Tuesday, August 16, 2016

Next Hype: Do You Know Fog Computing?

Some 30 years ago the hype was: MAP (Manufacturing Automation Protocol). One of the next hype is "Fog Computing".

"The Manufacturing Automation Protocols (MAP) and Technical Office Protocols (TOP) were the first commercially defined and accepted functional profiles. Both arose because of the operational concerns of two large corporations, General Motors and Boeing. lt is generally accepted that MAP and TOP were the forerunners, first in adopting OSI standards and then in developing usable profiles.
lt all started at the end of the 1970s. GM had on its manufacturing plant shop floors some 20 000 programmable controllers, 2000 robots, and more than 40 000 intelligent devices, all in support of its business. The main problem was that less than one-eighth of the equipment could communicate beyond the limits of its own island of automation; the main inhibiting factor to greater integration being the lack of an appropriate communications infrastructure. As devices supplied were mostly vendor-specific, to do a particular job, they were not designed or optimised to intercommunicate or support each other's functions.
GM finally realised the gravity of their situation when they began to evaluate the cost of automation, attributing half the cost to the need for devices to intercommunicate. To resolve the matter a task force was created comprising representatives from GM's divisions and their suppliers, with the objective of developing an independent computer network protocol capable of supporting a true multi-vendor environment on the shop floor. They used the OSI model and standards as a basis for interconnection and development of further enhancements. " (Source: The Essential OSI, NSW Technical and Further Education Commission 1991)

The first MAP Profile was published in 1982, Version 1.0 in 1984, MAP 3.0 in 1988. Long time ago!

The MAP approach was understood by just a few experts. Most people believed that MAP was too complex, too ... The fieldbusses were thought as the solutions that could cover a kind of Mini-MAP and realtime communication.
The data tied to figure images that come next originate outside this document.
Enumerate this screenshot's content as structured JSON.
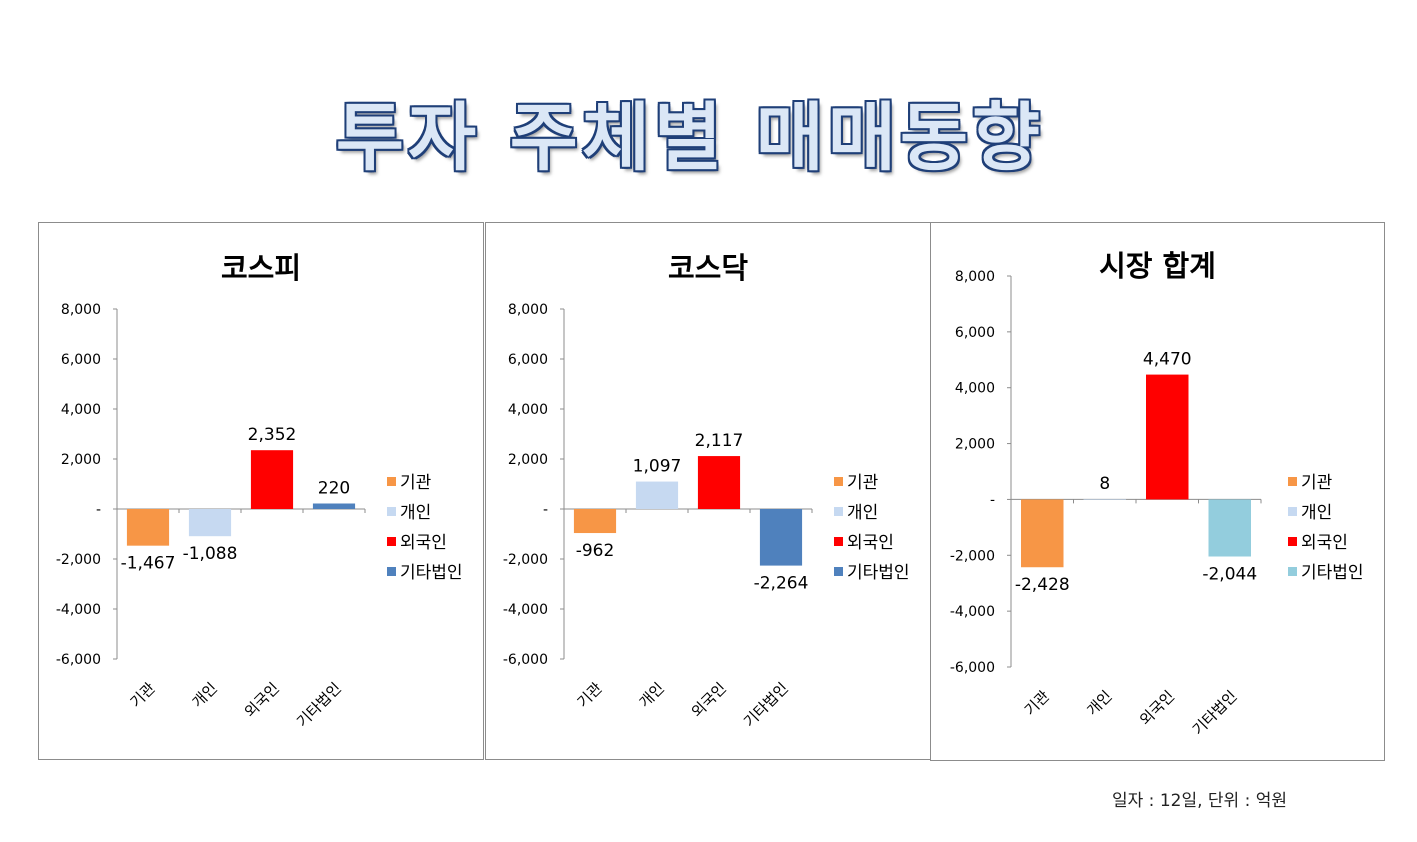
{
  "page": {
    "title": "투자 주체별 매매동향",
    "footer_note": "일자 : 12일, 단위 : 억원"
  },
  "chart_data": [
    {
      "type": "bar",
      "title": "코스피",
      "categories": [
        "기관",
        "개인",
        "외국인",
        "기타법인"
      ],
      "values": [
        -1467,
        -1088,
        2352,
        220
      ],
      "value_labels": [
        "-1,467",
        "-1,088",
        "2,352",
        "220"
      ],
      "colors": [
        "#f79646",
        "#c6d9f1",
        "#ff0000",
        "#4f81bd"
      ],
      "ylim": [
        -6000,
        8000
      ],
      "yticks": [
        8000,
        6000,
        4000,
        2000,
        0,
        -2000,
        -4000,
        -6000
      ],
      "ytick_labels": [
        "8,000",
        "6,000",
        "4,000",
        "2,000",
        "-",
        "-2,000",
        "-4,000",
        "-6,000"
      ],
      "legend": [
        "기관",
        "개인",
        "외국인",
        "기타법인"
      ],
      "legend_position": "right",
      "xlabel": "",
      "ylabel": "",
      "grid": false
    },
    {
      "type": "bar",
      "title": "코스닥",
      "categories": [
        "기관",
        "개인",
        "외국인",
        "기타법인"
      ],
      "values": [
        -962,
        1097,
        2117,
        -2264
      ],
      "value_labels": [
        "-962",
        "1,097",
        "2,117",
        "-2,264"
      ],
      "colors": [
        "#f79646",
        "#c6d9f1",
        "#ff0000",
        "#4f81bd"
      ],
      "ylim": [
        -6000,
        8000
      ],
      "yticks": [
        8000,
        6000,
        4000,
        2000,
        0,
        -2000,
        -4000,
        -6000
      ],
      "ytick_labels": [
        "8,000",
        "6,000",
        "4,000",
        "2,000",
        "-",
        "-2,000",
        "-4,000",
        "-6,000"
      ],
      "legend": [
        "기관",
        "개인",
        "외국인",
        "기타법인"
      ],
      "legend_position": "right",
      "xlabel": "",
      "ylabel": "",
      "grid": false
    },
    {
      "type": "bar",
      "title": "시장 합계",
      "categories": [
        "기관",
        "개인",
        "외국인",
        "기타법인"
      ],
      "values": [
        -2428,
        8,
        4470,
        -2044
      ],
      "value_labels": [
        "-2,428",
        "8",
        "4,470",
        "-2,044"
      ],
      "colors": [
        "#f79646",
        "#c6d9f1",
        "#ff0000",
        "#93cddd"
      ],
      "ylim": [
        -6000,
        8000
      ],
      "yticks": [
        8000,
        6000,
        4000,
        2000,
        0,
        -2000,
        -4000,
        -6000
      ],
      "ytick_labels": [
        "8,000",
        "6,000",
        "4,000",
        "2,000",
        "-",
        "-2,000",
        "-4,000",
        "-6,000"
      ],
      "legend": [
        "기관",
        "개인",
        "외국인",
        "기타법인"
      ],
      "legend_position": "right",
      "xlabel": "",
      "ylabel": "",
      "grid": false
    }
  ]
}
MAP passed away and hundreds of fieldbusses have been developed since the late 80s. The result was that myriads of automation islands hit the factory floor. These islands where bridged with OPC and so on ... Now we write 2016! Is there anything new?
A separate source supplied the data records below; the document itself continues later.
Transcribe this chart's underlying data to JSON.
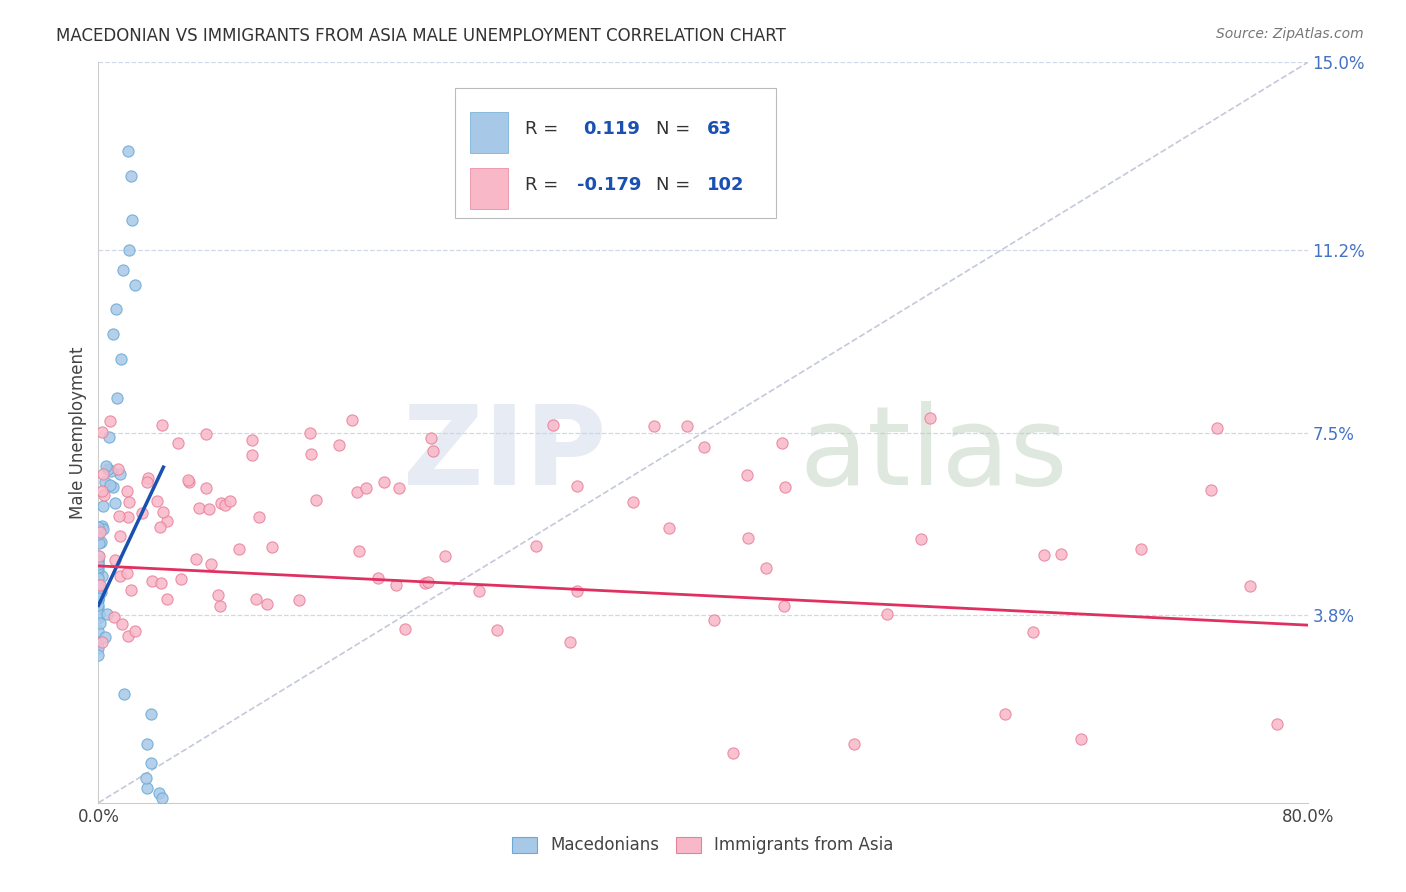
{
  "title": "MACEDONIAN VS IMMIGRANTS FROM ASIA MALE UNEMPLOYMENT CORRELATION CHART",
  "source": "Source: ZipAtlas.com",
  "ylabel": "Male Unemployment",
  "xlim": [
    0.0,
    0.8
  ],
  "ylim": [
    0.0,
    0.15
  ],
  "ytick_positions": [
    0.038,
    0.075,
    0.112,
    0.15
  ],
  "ytick_labels": [
    "3.8%",
    "7.5%",
    "11.2%",
    "15.0%"
  ],
  "mac_scatter_color": "#a8c8e8",
  "mac_scatter_edge": "#6aaad4",
  "asia_scatter_color": "#f8b8c8",
  "asia_scatter_edge": "#e8809a",
  "mac_trend_color": "#1a50b0",
  "asia_trend_color": "#e03060",
  "diagonal_color": "#b0b8cc",
  "background_color": "#ffffff",
  "grid_color": "#d0d8e8",
  "legend_box_color": "#aaaaaa",
  "R_value_color": "#1a50b0",
  "N_value_color": "#1a50b0",
  "right_tick_color": "#4472c4",
  "mac_trend_x0": 0.0,
  "mac_trend_x1": 0.043,
  "mac_trend_y0": 0.04,
  "mac_trend_y1": 0.068,
  "asia_trend_x0": 0.0,
  "asia_trend_x1": 0.8,
  "asia_trend_y0": 0.048,
  "asia_trend_y1": 0.036
}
Not that much. We still have the problem that the sheer unlimited number of (usually raw) signals (measurements, status, settings, ...) are polled or pushed from the sensor and actuator level all the way up to the SCADA level or even higher. This approach of signal acquisition does not scale in the future where we expect thousand of times more devices, sensors, controllers, ... as GM had to manage in the 70s. Does the Cloud Computing solve this challenge? It is unlikely that this (more or less raw data acquisition) will work?
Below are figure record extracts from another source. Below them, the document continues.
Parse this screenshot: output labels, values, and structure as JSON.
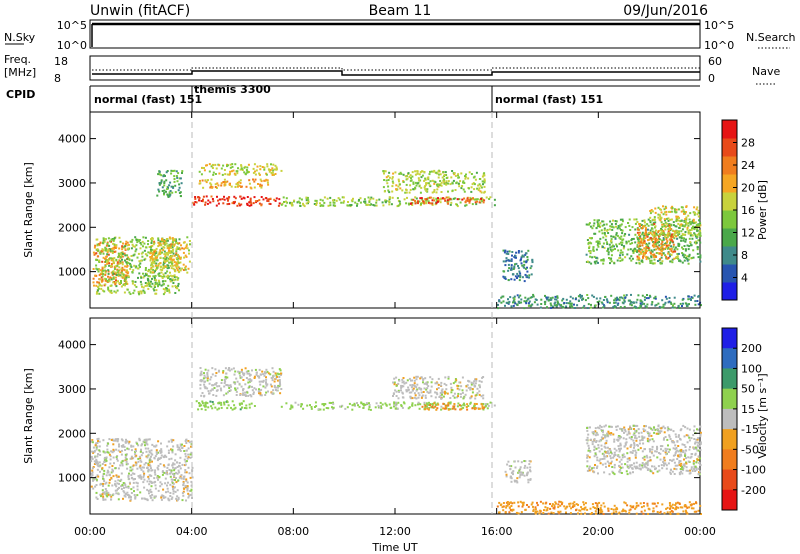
{
  "header": {
    "station": "Unwin (fitACF)",
    "beam": "Beam 11",
    "date": "09/Jun/2016"
  },
  "top_panels": {
    "nsky_label": "N.Sky",
    "nsky_ticks": [
      "10^5",
      "10^0"
    ],
    "nsearch_label": "N.Search",
    "nsearch_ticks": [
      "10^5",
      "10^0"
    ],
    "freq_label": "Freq.",
    "freq_unit": "[MHz]",
    "freq_ticks": [
      "18",
      "8"
    ],
    "nave_label": "Nave",
    "nave_ticks": [
      "60",
      "0"
    ],
    "cpid_label": "CPID"
  },
  "cpid_segments": [
    {
      "label": "normal (fast) 151",
      "start_h": 0,
      "end_h": 4
    },
    {
      "label": "themis 3300",
      "start_h": 4,
      "end_h": 16
    },
    {
      "label": "normal (fast) 151",
      "start_h": 16,
      "end_h": 24
    }
  ],
  "x_ticks": [
    "00:00",
    "04:00",
    "08:00",
    "12:00",
    "16:00",
    "20:00",
    "00:00"
  ],
  "x_label": "Time UT",
  "chart_data": [
    {
      "type": "heatmap",
      "name": "power",
      "ylabel": "Slant Range [km]",
      "yticks": [
        1000,
        2000,
        3000,
        4000
      ],
      "ylim": [
        180,
        4600
      ],
      "xlim_hours": [
        0,
        24
      ],
      "colorbar": {
        "label": "Power [dB]",
        "ticks": [
          "4",
          "8",
          "12",
          "16",
          "20",
          "24",
          "28"
        ],
        "colors": [
          "#1f1fe6",
          "#2855b0",
          "#3f8a8a",
          "#4aa84a",
          "#7cc83c",
          "#c8d23c",
          "#f5a623",
          "#f07d1e",
          "#e84a1a",
          "#e61414"
        ]
      },
      "regions": [
        {
          "t": [
            0.1,
            1.5
          ],
          "r": [
            700,
            1700
          ],
          "v": 22
        },
        {
          "t": [
            0.2,
            3.5
          ],
          "r": [
            500,
            1800
          ],
          "v": 14
        },
        {
          "t": [
            2.3,
            3.9
          ],
          "r": [
            1000,
            1800
          ],
          "v": 18
        },
        {
          "t": [
            2.6,
            3.6
          ],
          "r": [
            2700,
            3300
          ],
          "v": 10
        },
        {
          "t": [
            4.0,
            7.5
          ],
          "r": [
            2500,
            2720
          ],
          "v": 28
        },
        {
          "t": [
            4.2,
            7.0
          ],
          "r": [
            2900,
            3100
          ],
          "v": 20
        },
        {
          "t": [
            4.2,
            7.5
          ],
          "r": [
            3200,
            3450
          ],
          "v": 16
        },
        {
          "t": [
            7.5,
            15.9
          ],
          "r": [
            2500,
            2700
          ],
          "v": 14
        },
        {
          "t": [
            11.5,
            15.5
          ],
          "r": [
            2800,
            3300
          ],
          "v": 15
        },
        {
          "t": [
            12.5,
            15.5
          ],
          "r": [
            2550,
            2700
          ],
          "v": 26
        },
        {
          "t": [
            16.0,
            24.0
          ],
          "r": [
            200,
            500
          ],
          "v": 8
        },
        {
          "t": [
            16.2,
            17.4
          ],
          "r": [
            800,
            1500
          ],
          "v": 6
        },
        {
          "t": [
            19.5,
            24.0
          ],
          "r": [
            1200,
            2200
          ],
          "v": 12
        },
        {
          "t": [
            21.5,
            23.0
          ],
          "r": [
            1300,
            2100
          ],
          "v": 22
        },
        {
          "t": [
            22.0,
            24.0
          ],
          "r": [
            1800,
            2500
          ],
          "v": 16
        }
      ]
    },
    {
      "type": "heatmap",
      "name": "velocity",
      "ylabel": "Slant Range [km]",
      "yticks": [
        1000,
        2000,
        3000,
        4000
      ],
      "ylim": [
        180,
        4600
      ],
      "xlim_hours": [
        0,
        24
      ],
      "colorbar": {
        "label": "Velocity [m s⁻¹]",
        "ticks": [
          "200",
          "100",
          "50",
          "15",
          "-15",
          "-50",
          "-100",
          "-200"
        ],
        "colors": [
          "#1f1fe6",
          "#2e6cbf",
          "#3c9a6a",
          "#8fd14f",
          "#bdbdbd",
          "#f0a020",
          "#f07d1e",
          "#e84a1a",
          "#e61414"
        ]
      },
      "regions": [
        {
          "t": [
            0.0,
            4.0
          ],
          "r": [
            500,
            1900
          ],
          "v": 0
        },
        {
          "t": [
            4.1,
            6.5
          ],
          "r": [
            2550,
            2750
          ],
          "v": 35
        },
        {
          "t": [
            4.3,
            7.5
          ],
          "r": [
            2850,
            3500
          ],
          "v": 0
        },
        {
          "t": [
            7.5,
            15.9
          ],
          "r": [
            2550,
            2720
          ],
          "v": 30
        },
        {
          "t": [
            11.8,
            15.5
          ],
          "r": [
            2800,
            3300
          ],
          "v": 0
        },
        {
          "t": [
            13.0,
            15.5
          ],
          "r": [
            2550,
            2700
          ],
          "v": -45
        },
        {
          "t": [
            16.0,
            24.0
          ],
          "r": [
            200,
            480
          ],
          "v": -40
        },
        {
          "t": [
            19.5,
            24.0
          ],
          "r": [
            1100,
            2200
          ],
          "v": 0
        },
        {
          "t": [
            16.3,
            17.3
          ],
          "r": [
            900,
            1400
          ],
          "v": 0
        }
      ]
    }
  ]
}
And now? What to do? Use Fog Computing!

"Fog computing is the missing link to accelerate IoT.  It spans the continuum from Cloud to Things in order to bring compute, control, storage and networking closer to where the data is being generated.

The sheer breadth and scale of IoT solutions requires collaboration at a number of levels, including hardware, software across edge and cloud as well as the protocols and standards that enable all of our “things” to communicate. Existing infrastructures simply can’t keep up with the data volume and velocity created by IoT devices, nor meet the low latency response times required in certain use cases, such as emergency services and autonomous vehicles. The strain on networks from cloud-only or cloud-mostly models will only get worse as IoT applications and devices continue to proliferate.  In addition, the devices themselves are starting to become smarter, allowing for additional control and capabilities closer to where the data is being generated." (http://www.openfogconsortium.org/about-us/#frequently-asked-questions)

Quite interesting that the hype Cloud Computing is seen from a different perspective in 2016.

The approach of IEC 61850 (starting in 1998) is from the very beginning the same as discussed in the Fog Computing community: Compute, control, store, and networking closer to where the data is being generated (at THE process level like in substations or power generation all over). Many information models standardized in IEC 61850 and IEC 61400-25 define distributed functions like protection, active power control or reactive power compensation ... schedules for tariffs, alarming, tripping, reporting by exception (RBE), ... in order to reduce the needed bandwidth and allow for realtime and near realtime behavior.

Lesson learned: Fog Computing is already practiced in the domain of power automation - and based on well defined standards (IEC 61850 and IEC 61400-25)! Both standard series make use of the most crucial standard of MAP: MMS (Manufacturing Message Specification, ISO 9506). It took some 30 years for more people to understand the challenges! ;-) There is nothing new under the sun.